The British government has outlined plans to simplify and speed up its post-Brexit border checks this week. The plans follow the delays the government has said were due to the COVID-19 pandemic and the war in Ukraine.
The United Kingdom announced on Wednesday in a statement that the new plan for simplifying its post-Brexit border checks would be backed by $1.25 billion in spending and cut the need for physical checks on “many types of goods.” The statement added that the required checks would take place away from ports to prevent delays at the border. The UK, which left the European Union’s single market in 2021, delayed the full implementation of border controls several times over concerns of port disruption and the pandemic as well as the risk of worsening the rising cost of living.
“The Border Target Operating Model…sets out a new model for importing goods into the UK from countries inside and outside the EU,” said the government in its introduction of the draft plan. “It will move us closer to our goal of creating the most effective border in the world, by introducing an improved regime of sanitary, phytosanitary, and security controls on imports.”
The proposal includes a “single trade window” where traders are only required to submit information once and in one place. This is expected to be in operation by 2027.
The government noted that the arrangements for goods moving into Northern Ireland from the rest of the UK would follow the new post-Brexit trade deal between the UK and the bloc, called the Windsor Framework. None of the additional checks or controls in the new plan will apply to imports into Northern Ireland from the bloc, which will allow Northern Ireland traders access to the single market.
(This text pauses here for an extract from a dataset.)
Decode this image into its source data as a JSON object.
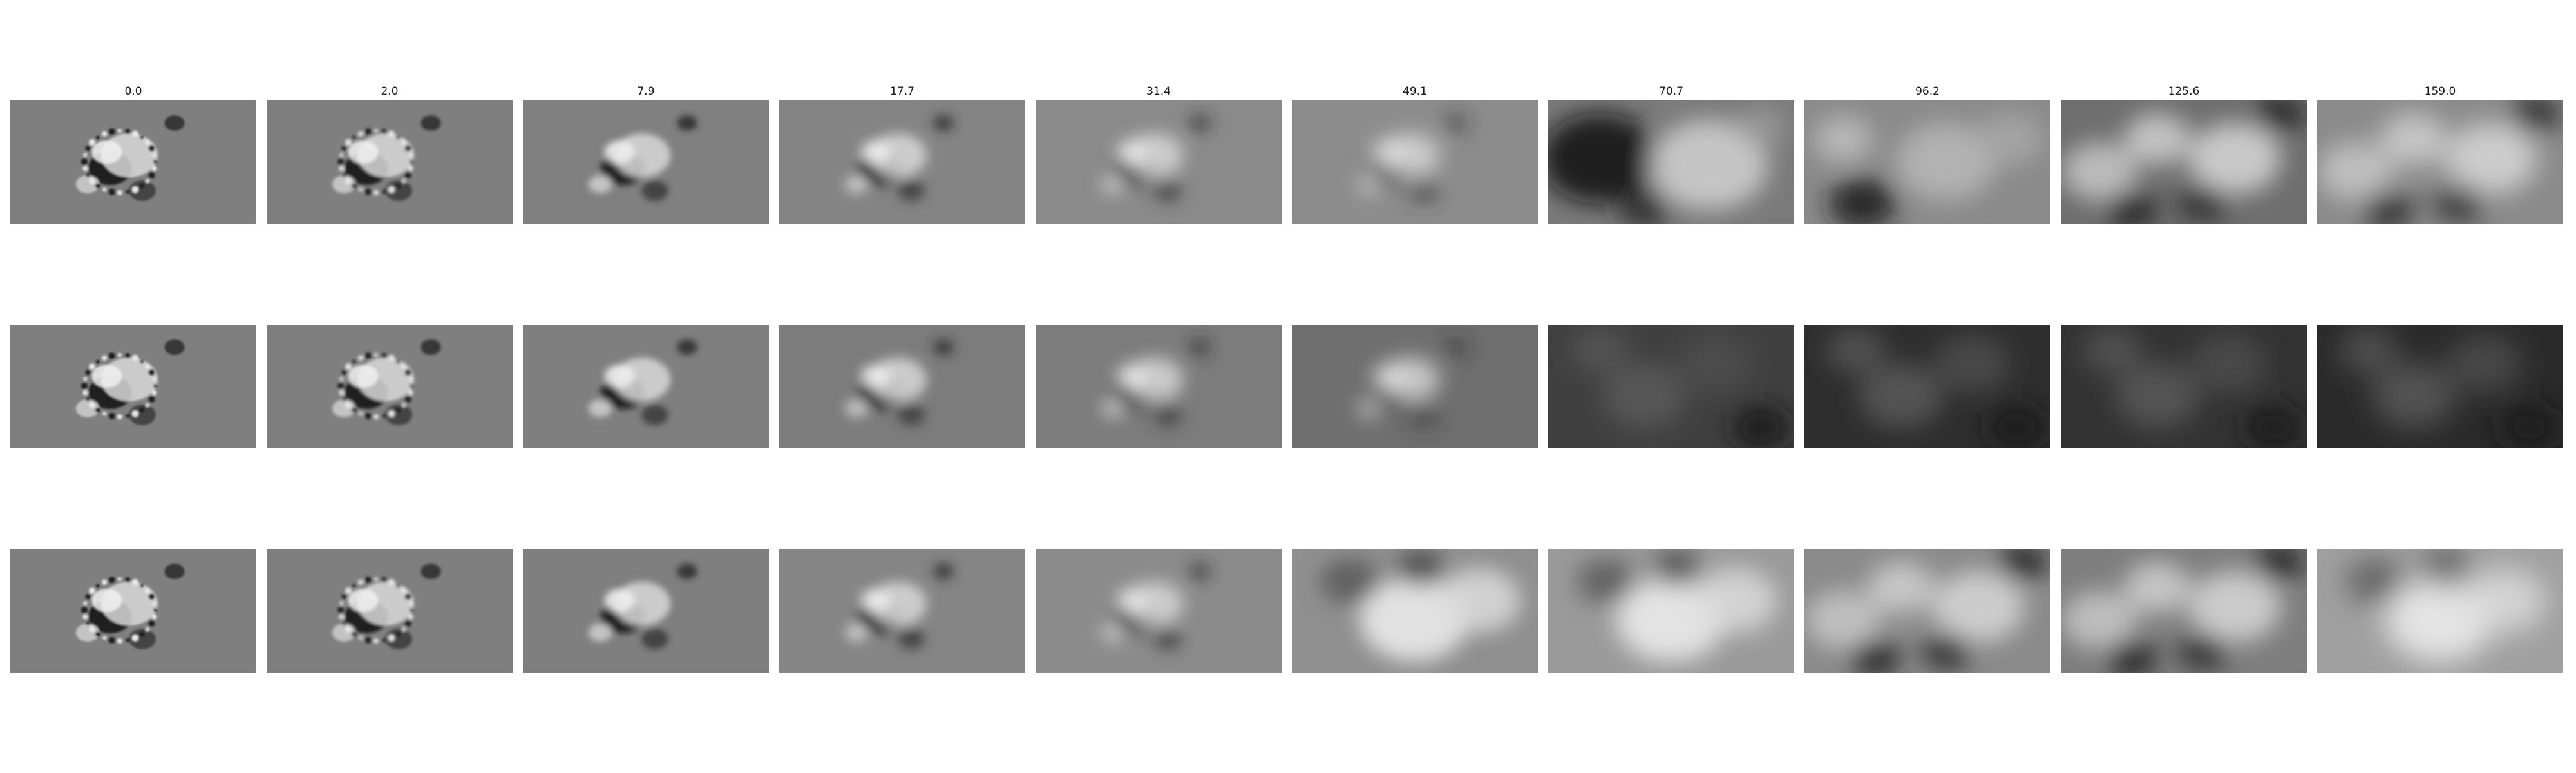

The government also said it would continue to coordinate with traders, ports, port health officials, logistics, transport, and technology companies in implementing the proposal.
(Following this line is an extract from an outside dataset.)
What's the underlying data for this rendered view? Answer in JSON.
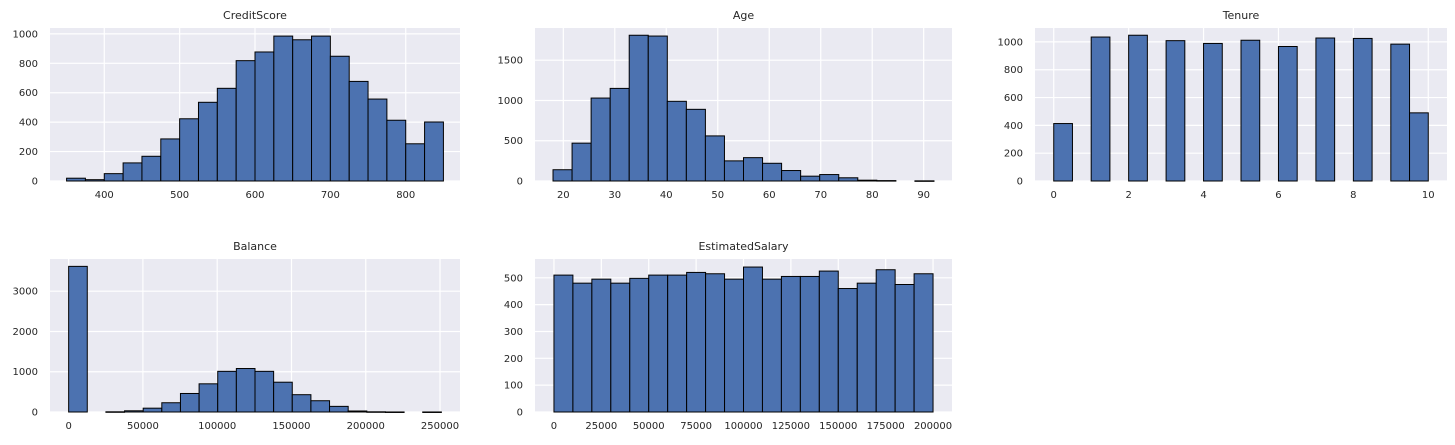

On the same day, the government announced it leased a barge to house 500 migrants on the southern coast as part of efforts to reduce the use of hotels to accommodate migrants who enter the country on small boats as their asylum claims are processed. The barge, the Bibby Stockholm, will be at the Portland Port in Dorset and will accommodate 500 single adult males, according to the British interior ministry.
Migrants will be moved to the barge “in the coming months” and will be in operation for at least 18 months.